Just would like some opinions as to what my last and final Pleco should be in my aquarium.

I have a 75gal that turns 10-15x the water volume an hour through a 30gal sump. Ample hiding places with algae and driftwood throughout. All fish in this aquarium are fed a wide variety of frozen foods as well as a few different types of pellets and some rare cobalt flakes.

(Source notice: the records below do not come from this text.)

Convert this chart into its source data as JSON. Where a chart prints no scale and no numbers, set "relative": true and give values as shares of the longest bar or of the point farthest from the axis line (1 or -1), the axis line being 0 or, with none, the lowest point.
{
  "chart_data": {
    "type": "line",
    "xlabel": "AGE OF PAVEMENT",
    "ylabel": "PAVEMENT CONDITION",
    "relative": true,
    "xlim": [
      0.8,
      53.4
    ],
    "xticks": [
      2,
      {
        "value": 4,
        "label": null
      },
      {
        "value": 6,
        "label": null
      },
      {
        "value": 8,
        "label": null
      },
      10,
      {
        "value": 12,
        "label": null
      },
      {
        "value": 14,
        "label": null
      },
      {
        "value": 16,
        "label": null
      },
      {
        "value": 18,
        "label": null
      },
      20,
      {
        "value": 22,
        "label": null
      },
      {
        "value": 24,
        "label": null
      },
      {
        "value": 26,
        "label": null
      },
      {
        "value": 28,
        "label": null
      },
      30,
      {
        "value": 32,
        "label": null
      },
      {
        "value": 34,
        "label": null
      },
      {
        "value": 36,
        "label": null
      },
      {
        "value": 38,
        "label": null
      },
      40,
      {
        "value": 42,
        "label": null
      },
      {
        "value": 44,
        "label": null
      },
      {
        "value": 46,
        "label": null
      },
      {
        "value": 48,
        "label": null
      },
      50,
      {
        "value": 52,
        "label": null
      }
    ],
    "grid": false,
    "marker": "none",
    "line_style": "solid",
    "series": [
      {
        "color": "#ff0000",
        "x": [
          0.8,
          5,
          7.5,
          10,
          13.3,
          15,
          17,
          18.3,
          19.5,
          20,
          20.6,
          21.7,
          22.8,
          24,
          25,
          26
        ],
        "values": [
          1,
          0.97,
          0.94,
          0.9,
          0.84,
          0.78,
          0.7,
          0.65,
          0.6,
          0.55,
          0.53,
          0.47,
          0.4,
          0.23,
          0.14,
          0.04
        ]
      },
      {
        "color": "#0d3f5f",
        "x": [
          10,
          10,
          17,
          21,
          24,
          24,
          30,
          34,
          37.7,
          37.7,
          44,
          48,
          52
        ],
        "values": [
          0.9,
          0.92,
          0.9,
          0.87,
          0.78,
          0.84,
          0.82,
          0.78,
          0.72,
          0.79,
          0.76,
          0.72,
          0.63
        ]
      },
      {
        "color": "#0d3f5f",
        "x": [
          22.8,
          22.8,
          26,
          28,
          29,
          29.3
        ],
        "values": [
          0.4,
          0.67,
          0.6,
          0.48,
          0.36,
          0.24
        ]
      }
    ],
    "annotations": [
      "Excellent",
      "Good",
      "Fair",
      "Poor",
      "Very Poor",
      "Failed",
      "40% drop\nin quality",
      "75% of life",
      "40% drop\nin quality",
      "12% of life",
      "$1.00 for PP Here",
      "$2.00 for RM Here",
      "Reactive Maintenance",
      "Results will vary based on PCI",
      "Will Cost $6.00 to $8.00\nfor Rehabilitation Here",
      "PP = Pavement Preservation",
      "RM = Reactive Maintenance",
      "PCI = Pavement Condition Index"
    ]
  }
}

I already have 3 plecos and they are as follows:
1. Albino Bristlenose - L144
2. Royal - L191
3. Blue Phantom (don't believe it's a blue phantom though) - L128

The three pleco's that are up for debate are: Gold Nugget (L018), Green Phantom (L200) and Sunshine (L014):

Please let me know which *one* you would prefer with the mix I already have.

Thanks!

- H


----------



## jcabage (May 29, 2012)

I would probably go for the sunshine if it were me. Green Phantoms are cool too though.


----------



## The camaro show (Apr 14, 2017)

I like gold nuggets where do you shop I go to wet pets


----------



## Granamyr (Dec 16, 2015)

I don't see much driftwood in there. How long have you had your L191? they eat wood as part of their diet, not to mention get enormous close to 20" https://www.planetcatfish.com/common/sp ... ies_id=642

As far as the 3 you're considering I think they are all nice but all would like to have wood to rasp on as far as I know


----------



## Narwhal72 (Sep 26, 2006)

Sunshines have become very rare now that they are no longer exported from Brazil. Gold nuggets are tough to keep long term. I would go for the Green Phantom.

Andy


----------



## The camaro show (Apr 14, 2017)

Narwhal72 said:


> Sunshines have become very rare now that they are no longer exported from Brazil. Gold nuggets are tough to keep long term. I would go for the Green Phantom.
> I agree
> Andy


----------